I guess my approach to performing is a similar one to my general community education approach - get people to make a connection and identify with me in some way, so it's easier for them to 'experience' my experiences, and to see the world through my eyes for a short period of time. Most of my performance ideas are layered with theory, so getting people to make an emotional connection, and/or throwing some sexiness into the mix is a powerful way of encouraging an audience to hang in there for the ride. Embodying the whore (rather than being one of many flesh and blood whores) for people, then acting out experiences of oppression/ disenfranchisment/silencing/stigma/being the archetype for patriarchy/ sex negative feminists to play with when exploring their sexual neurosis - is a major function of my performance work. I hope that by embodying the archetype - by putting a face, brain and opinion to the nameless, faceless other, it allows the audience to explore what we do as a culture with that archetype (and the human beings that embody it). And if I'm obviously experiencing discomfort, I think that fits in perfectly.

Because I'm really wanting to connect emotionally with an audience and to present something with layers of sex radicalism/ critique of patriarchal religion/ queer theory - plus a bit of cultural studies thrown in to the mix, my performative style is often a tricky one. I'll often put my body through an ordeal, flirt with Catholic energy and offer myself as the not-so-virgin sacrifice. The discomfort and confusion that creates for some audience members is important.
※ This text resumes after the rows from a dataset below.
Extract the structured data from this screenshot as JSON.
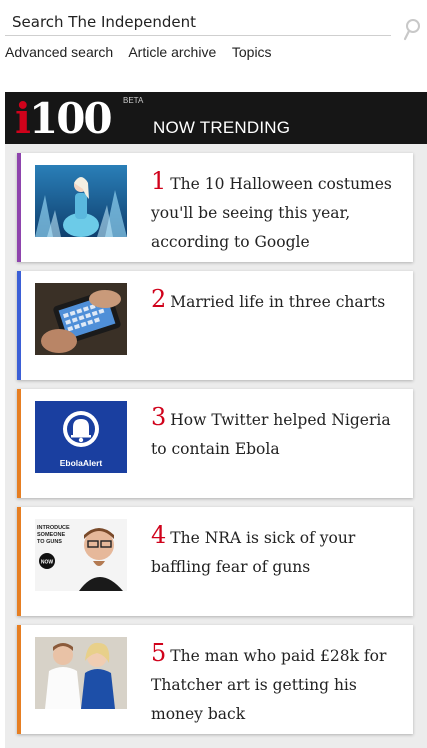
{
  "search": {
    "placeholder": "Search The Independent",
    "icon": "search-icon"
  },
  "links": [
    "Advanced search",
    "Article archive",
    "Topics"
  ],
  "trending": {
    "logo_text": "i100",
    "logo_accent": "i",
    "logo_rest": "100",
    "beta_label": "BETA",
    "title": "NOW TRENDING",
    "items": [
      {
        "number": "1",
        "title": "The 10 Halloween costumes you'll be seeing this year, according to Google",
        "accent": "#8e44ad"
      },
      {
        "number": "2",
        "title": "Married life in three charts",
        "accent": "#3b5fd6"
      },
      {
        "number": "3",
        "title": "How Twitter helped Nigeria to contain Ebola",
        "accent": "#e67e22",
        "thumb_caption": "EbolaAlert"
      },
      {
        "number": "4",
        "title": "The NRA is sick of your baffling fear of guns",
        "accent": "#e67e22",
        "thumb_caption": "INTRODUCE SOMEONE TO GUNS NOW"
      },
      {
        "number": "5",
        "title": "The man who paid £28k for Thatcher art is getting his money back",
        "accent": "#e67e22"
      }
    ]
  },
  "colors": {
    "header_bg": "#161616",
    "number_red": "#d0021b",
    "panel_bg": "#ececec"
  }
}
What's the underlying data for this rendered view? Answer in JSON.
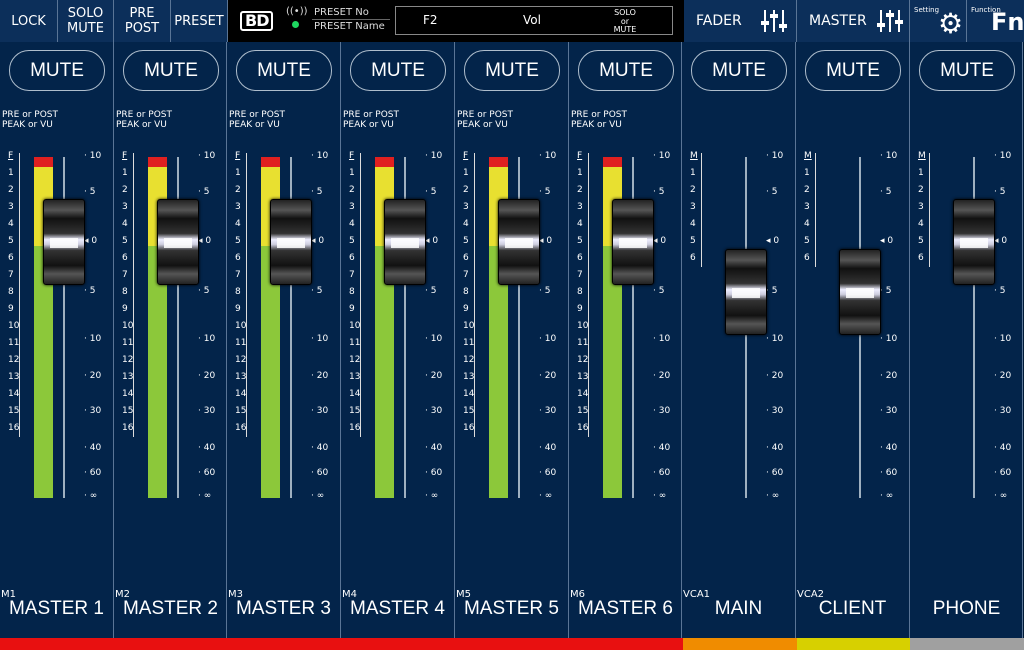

Confusion is often a powerful place from which growth and learning can come.

Some feedback from some sex worker audience members who know and like me is interesting - it is hard for them to see these things being done to me. I just know I need to do this. I need to comment on a culture that comments on me and my choices. I need to take for myself the right of reply. It is a healthier choice than sitting in my own anger and frustration.

I also love being very, very femme and very, very strong - even when I'm 'subbing' in some way or recieving penetration or sensation play, I like to use my voice, body language and point of view to express agency, autonomy, power. I like to offer alternatives to strict binaries. I love to queer the popular perception of femme. The overwhelming majority of the femmes I know are articulate, powerful and very political people. How the hell the opposite characteristics emerged as the femme stereotype, I'll never know. After all, it takes a powerful, grounded character to navagate life in stillettos.

I wanted to say thank you to the Debbys audience. Gorgeous, intellegent people who are willing to engage with bad karaoke, politics, cunts, drag, and whatever else occurs to us to present you with. In listening to the voices of whores you do more than the politicians, bureaucrats, academic feminists, mainstream media and often AIDS Councils.